Abstract

Machine Learning can work very well with image recognition, but it can also be used to recognize audio patterns. Machine listening can be used to identify audio patterns of different entities like car engine, human speaking, nature sounds etc. Aim of this thesis is to create a program which will read the labelled audio files, extract features from them, feed features to a sequential model, which will then classify these audio files of vehicles based on their sounds and then further categorize them as either light weight, medium weight, heavy weight, rail-bound or two-wheeled vehicle using the applications of machine listening and deep learning in the field of acoustics. It will also classify unlabelled test data files on a pre-trained model. Additionally, to increase the speed and performance of the software program and algorithm, the program could be executed on a High Performance Computing (HPC) system containing cluster which in turn will have many compute servers also called as nodes which will enable faster and parallel computing. This thesis provides an base model for the vehicle classification giving both advantages and disadvantages along with possibility for future extensions.

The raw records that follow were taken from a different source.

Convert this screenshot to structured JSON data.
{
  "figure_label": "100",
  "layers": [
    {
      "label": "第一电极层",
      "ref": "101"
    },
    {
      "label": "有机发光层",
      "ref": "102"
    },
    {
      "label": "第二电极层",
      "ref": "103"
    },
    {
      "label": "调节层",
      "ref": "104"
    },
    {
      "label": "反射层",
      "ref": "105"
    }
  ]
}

User-Case: Region - Stuttgart, Germany

One could easily get annoyed by the noise of traffic, vehicles, specially in bigger cities like Stuttgart. Also, the city of Stuttgart is situated inside a valley, and thus sound can be reflected back by the hills. So controlling the sound pollution levels in this region is a major part of the research. This classification approach can help reduce the noise pollution level in Stuttgart.

Model Implementation

Conclusion

In this thesis, we have described various approaches and alternatives and chosen a suitable one for obtaining data, reading the data, extracting features from the data and finally creating a model which leads to achieve the goal of classifying the vehicles into their respective categories. Demonstrating the behaviour of the model on different noise values also provided us with the extent to which our model can predict accurately. We also showcased the technique of data augmentation which can be applied for data enrichment to get better results in case of data scarcity. Training time can be reduced to a large extent by using the parallel computing nodes on the HPC cluster. Also, using a balanced dataset for training, the model can predict even on the unlabelled test data. As a future extension, a clustering algorithm like k-means clustering can be used to separate skewed or noisy data and non-noisy data before starting the training process.
After classifying the data about vehicles into categories, city experts can extract which type of and how many vehicles pass by, which of these types produce the highest noise levels etc. Finally using this extracted information, specialists from different areas can take suitable measures to control noise pollution in the region. For example, building architects can derive on how the building structure should be, other smart city experts can take appropriate measures to reduce noise pollution levels for that region.